A boon for virtual machine security

New anti-virus solutions designed to make it easier and cheaper to protect large-scale virtual environments are hitting the market

This year has seen security software vendors turn their attention to IT managers who are concerned that anti-virus and anti-malware applets are having a negative effect on virtual desktop and server performance.

Anti-virus software company BitDefender is working with VMware and other vendors to protect virtualised environments without running scans on each VM, after Trend Micro added agentless anti-malware to the latest version of its deep security suite earlier this year.

Security certainly causes some headaches for organisations running hundreds or thousands of virtual machines (VMs) on physical servers owing to the processing overhead created by having to run the same security application on each one. But the extent of IT department concern is unclear, and working out how to run VM security scans efficiently has proved a challenge, with different software vendors taking different approaches to the same problem.

"Anti-virus software puts a lot of pressure on CPU and I/O resources, so if you run 100 VMs, you need hardware that is 100 times more powerful," said BitDefender head of malware Viorel Canjai.

There are several ways of running virtual security, according to Canjai. "Running the security at the host hypervisor level is one way to do it, but another way is to have a virtual appliance that uses caching to scan all the VMs running on the server while avoiding scanning the same file. It is no use on the desktop PC where the software is different all the time, but it is good for virtual environments where there are lots of duplicate requests and shared files," he said.

BitDefender announced earlier this month that its patent-pending software would be integrated into VMware's VShield Endpoint virtualisation security platform, and the company has not ruled out working with other server virtualisation software vendors to provide either virtual appliance-based or agentless security solutions for their virtualisation management platforms.

"It's still under non-disclosure agreement with vendors, but as long as we find the right way to implement it we will expand it way beyond what is available today," said Rares Stefan, BitDefender director of business solutions.

"The opportunity is clear - the cloud runs on virtualisation but so far Trend Micro is the only company that can offer agentless security for hypervisor introspection and other vendors will follow the same model. We will see a lot of movement in the industry and a lot of vendors jump on the bandwagon in the next 12 months," he added.

The BitDefender software centralises scanning functions onto a Linux-based virtual appliance - a separate security VM running on top of the host hypervisor - which also runs de-duplication and caching processes to partially reduce the performance overhead by copying system updates to every VM.

It uses a patent-pending technology called B-HAVE that analyses malicious code inside the VM.

Although the results are yet to be publicised, BitDefender said it has conducted tests that show how the software significantly improves the performance of the host server while running multiple VMs.

"They are not our numbers but they are verified.

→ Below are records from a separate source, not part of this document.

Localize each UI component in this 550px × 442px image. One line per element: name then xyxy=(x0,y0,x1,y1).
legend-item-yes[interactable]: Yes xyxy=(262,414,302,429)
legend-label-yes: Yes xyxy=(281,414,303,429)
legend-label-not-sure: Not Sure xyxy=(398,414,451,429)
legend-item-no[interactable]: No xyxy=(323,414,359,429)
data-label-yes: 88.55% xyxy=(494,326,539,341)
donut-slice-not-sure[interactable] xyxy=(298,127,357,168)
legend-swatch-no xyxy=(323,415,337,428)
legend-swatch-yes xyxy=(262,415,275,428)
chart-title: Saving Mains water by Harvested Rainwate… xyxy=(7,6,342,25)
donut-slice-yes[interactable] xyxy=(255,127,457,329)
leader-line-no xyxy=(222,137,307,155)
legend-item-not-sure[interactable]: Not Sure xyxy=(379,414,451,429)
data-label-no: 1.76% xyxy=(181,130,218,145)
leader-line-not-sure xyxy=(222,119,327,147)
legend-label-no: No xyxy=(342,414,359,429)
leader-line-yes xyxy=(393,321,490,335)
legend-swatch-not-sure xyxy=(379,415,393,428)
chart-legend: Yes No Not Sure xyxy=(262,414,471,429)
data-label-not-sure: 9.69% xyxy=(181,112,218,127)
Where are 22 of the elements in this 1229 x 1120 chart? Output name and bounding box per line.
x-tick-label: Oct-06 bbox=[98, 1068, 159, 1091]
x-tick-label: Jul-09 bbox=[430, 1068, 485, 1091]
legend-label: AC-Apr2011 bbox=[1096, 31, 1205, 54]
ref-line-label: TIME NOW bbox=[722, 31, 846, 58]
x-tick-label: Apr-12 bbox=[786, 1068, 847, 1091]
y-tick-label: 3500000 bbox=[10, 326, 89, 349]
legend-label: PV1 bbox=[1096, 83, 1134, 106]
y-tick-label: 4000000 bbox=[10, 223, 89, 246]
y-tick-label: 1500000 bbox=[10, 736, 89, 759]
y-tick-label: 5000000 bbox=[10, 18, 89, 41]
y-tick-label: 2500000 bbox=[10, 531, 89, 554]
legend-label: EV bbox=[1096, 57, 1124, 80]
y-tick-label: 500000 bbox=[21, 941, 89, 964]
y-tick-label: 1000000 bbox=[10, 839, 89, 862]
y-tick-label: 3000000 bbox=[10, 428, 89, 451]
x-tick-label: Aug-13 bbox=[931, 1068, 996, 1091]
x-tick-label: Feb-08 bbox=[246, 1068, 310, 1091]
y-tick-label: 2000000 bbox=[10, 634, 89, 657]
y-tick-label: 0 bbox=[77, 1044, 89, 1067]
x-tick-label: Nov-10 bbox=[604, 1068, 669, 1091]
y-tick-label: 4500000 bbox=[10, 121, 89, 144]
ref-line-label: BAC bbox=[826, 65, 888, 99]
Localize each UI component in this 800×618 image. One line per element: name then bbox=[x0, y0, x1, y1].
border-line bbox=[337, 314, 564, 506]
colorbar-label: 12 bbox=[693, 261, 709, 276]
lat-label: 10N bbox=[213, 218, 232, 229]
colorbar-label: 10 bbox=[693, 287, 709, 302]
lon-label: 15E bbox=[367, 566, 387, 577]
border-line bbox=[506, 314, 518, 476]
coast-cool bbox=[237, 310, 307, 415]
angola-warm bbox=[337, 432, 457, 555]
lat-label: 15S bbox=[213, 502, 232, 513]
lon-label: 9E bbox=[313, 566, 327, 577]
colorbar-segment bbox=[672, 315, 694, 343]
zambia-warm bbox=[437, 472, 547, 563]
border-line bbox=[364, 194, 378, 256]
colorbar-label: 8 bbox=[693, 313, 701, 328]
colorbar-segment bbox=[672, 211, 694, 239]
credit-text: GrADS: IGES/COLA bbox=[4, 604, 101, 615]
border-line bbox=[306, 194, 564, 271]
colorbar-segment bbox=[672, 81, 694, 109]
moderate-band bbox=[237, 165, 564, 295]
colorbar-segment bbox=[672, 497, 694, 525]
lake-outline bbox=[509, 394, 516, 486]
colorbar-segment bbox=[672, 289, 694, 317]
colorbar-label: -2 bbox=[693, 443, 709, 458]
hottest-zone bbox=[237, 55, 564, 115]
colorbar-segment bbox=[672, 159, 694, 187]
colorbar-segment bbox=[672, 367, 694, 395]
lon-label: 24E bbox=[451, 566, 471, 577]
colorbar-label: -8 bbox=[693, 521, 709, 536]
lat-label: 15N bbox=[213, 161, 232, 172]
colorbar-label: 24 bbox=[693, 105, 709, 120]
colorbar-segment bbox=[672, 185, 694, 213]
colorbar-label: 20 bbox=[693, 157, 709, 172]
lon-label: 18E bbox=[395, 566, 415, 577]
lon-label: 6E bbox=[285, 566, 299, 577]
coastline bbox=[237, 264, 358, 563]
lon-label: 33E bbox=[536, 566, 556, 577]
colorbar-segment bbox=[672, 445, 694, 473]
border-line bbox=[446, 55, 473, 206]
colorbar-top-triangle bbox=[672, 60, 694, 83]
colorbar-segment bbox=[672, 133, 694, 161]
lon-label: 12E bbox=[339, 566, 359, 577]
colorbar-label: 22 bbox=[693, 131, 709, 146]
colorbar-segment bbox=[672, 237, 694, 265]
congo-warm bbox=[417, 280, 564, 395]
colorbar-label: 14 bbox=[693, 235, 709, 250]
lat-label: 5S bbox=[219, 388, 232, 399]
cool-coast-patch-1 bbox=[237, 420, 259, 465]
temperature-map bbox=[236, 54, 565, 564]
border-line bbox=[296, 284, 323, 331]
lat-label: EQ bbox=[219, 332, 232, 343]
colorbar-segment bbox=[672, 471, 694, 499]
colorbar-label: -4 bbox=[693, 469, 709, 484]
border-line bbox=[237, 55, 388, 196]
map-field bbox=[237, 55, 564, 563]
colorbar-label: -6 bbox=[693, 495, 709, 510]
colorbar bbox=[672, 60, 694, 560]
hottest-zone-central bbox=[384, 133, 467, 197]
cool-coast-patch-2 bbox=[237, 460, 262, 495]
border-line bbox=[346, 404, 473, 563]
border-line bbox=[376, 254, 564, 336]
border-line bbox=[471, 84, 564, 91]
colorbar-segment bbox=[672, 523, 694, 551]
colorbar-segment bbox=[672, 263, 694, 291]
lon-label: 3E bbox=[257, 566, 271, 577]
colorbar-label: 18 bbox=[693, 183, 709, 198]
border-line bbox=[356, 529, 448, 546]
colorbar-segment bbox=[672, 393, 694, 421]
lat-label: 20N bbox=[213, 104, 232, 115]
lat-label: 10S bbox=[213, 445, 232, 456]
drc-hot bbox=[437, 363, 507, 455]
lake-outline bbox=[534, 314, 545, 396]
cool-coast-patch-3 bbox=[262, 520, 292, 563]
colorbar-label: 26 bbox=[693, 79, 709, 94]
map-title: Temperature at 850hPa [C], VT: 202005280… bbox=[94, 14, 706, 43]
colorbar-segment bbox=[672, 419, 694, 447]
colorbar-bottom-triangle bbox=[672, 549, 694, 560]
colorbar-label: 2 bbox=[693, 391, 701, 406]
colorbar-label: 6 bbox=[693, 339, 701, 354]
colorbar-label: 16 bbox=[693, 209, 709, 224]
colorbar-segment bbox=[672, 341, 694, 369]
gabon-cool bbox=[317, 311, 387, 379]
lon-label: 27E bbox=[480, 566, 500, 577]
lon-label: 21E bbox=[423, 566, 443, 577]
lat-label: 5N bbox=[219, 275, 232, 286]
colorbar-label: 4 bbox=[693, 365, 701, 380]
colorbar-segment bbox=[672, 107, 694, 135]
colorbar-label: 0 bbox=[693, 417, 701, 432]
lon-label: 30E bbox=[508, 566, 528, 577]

We need to be vendor-agnostic to allow us to tackle any virtual environment," said Stefan, who argued that though VM security occupies something of a niche today, most IT managers know there is a problem even if they do not choose to admit it.

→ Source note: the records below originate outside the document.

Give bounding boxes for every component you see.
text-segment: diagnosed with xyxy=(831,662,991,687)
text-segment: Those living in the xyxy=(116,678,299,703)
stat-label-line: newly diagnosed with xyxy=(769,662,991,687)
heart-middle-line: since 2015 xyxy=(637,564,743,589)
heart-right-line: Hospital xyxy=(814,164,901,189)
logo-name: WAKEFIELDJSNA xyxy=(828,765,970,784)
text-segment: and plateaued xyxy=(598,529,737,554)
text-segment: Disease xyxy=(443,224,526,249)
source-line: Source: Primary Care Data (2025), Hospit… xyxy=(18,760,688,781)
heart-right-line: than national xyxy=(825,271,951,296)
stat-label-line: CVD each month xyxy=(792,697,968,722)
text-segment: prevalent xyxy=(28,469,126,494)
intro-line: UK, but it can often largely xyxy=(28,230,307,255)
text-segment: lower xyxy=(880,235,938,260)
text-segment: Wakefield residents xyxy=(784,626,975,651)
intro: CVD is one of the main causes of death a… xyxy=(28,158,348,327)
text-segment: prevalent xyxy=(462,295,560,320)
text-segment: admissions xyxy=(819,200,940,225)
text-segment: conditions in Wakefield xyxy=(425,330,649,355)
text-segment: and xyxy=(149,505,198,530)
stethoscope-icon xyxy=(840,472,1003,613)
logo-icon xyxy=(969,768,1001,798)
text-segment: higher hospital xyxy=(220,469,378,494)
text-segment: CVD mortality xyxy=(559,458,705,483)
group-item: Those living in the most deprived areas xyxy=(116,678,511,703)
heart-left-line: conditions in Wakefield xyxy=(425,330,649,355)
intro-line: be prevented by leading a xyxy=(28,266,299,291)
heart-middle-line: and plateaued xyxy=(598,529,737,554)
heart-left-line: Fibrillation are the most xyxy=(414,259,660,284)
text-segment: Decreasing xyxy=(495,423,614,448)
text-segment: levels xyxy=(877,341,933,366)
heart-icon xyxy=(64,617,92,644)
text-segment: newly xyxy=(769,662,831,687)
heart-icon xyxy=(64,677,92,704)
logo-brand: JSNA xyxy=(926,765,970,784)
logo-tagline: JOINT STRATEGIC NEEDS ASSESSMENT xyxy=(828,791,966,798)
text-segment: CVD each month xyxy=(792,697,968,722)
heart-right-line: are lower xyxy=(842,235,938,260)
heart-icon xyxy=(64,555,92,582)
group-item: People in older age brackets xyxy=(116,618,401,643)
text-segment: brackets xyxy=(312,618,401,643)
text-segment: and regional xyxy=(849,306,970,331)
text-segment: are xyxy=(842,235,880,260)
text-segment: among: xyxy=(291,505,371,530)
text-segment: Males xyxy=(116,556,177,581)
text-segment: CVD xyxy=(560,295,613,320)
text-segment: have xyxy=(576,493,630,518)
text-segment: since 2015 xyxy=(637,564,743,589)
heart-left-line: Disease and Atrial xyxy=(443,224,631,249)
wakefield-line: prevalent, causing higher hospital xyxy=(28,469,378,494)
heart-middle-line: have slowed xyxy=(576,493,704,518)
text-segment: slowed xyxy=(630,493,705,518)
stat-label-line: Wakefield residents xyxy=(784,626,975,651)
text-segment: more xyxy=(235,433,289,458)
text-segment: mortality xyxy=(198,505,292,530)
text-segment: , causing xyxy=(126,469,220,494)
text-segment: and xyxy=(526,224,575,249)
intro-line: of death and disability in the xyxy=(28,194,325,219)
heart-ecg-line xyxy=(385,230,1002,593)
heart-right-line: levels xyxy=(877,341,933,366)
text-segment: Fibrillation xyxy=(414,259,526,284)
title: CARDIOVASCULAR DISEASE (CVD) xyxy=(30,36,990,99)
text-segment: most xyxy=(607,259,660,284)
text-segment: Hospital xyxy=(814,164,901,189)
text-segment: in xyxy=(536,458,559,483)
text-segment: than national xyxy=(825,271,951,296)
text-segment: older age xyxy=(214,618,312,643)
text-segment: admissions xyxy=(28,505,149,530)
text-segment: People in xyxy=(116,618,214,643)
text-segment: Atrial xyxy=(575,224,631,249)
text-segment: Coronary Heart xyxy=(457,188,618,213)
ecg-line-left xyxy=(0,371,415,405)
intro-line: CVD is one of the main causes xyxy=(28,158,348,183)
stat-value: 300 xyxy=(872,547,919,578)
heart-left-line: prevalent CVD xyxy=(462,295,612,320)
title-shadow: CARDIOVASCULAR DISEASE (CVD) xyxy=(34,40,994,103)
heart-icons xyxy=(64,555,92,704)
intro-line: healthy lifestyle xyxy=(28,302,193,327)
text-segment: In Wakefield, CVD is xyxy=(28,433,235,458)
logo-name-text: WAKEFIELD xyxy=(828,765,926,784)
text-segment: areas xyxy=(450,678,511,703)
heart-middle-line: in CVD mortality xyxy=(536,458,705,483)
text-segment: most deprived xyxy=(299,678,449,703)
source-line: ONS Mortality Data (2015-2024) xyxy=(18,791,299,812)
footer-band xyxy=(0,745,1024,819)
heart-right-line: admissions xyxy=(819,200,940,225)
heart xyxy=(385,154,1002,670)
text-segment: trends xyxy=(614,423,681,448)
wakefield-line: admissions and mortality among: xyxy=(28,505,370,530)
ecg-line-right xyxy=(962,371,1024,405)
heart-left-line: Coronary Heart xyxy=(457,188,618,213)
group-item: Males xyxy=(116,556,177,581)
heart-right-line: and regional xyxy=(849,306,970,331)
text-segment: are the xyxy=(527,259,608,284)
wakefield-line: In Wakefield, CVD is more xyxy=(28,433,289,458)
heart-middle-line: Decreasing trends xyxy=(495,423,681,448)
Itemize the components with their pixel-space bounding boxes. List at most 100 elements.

"It is very important to give people visibility into both virtual and physical security environments, so the software can sift through millions of security messages and pull out important events in near real time," he said.

Unlike BitDefender, Trend Micro's Deep Security Suite 8.0, expected to ship before the end of this year, will use the trusted protection management features embedded in dedicated CPUs on some Intel motherboards to create alerts when a hypervisor is attacked by a virus. Benchmarking conducted by the Tolly Group indicated that Deep Security could achieve total savings of $157 per desktop VM and $454 per server VM over three years compared with "traditional" anti-virus agents.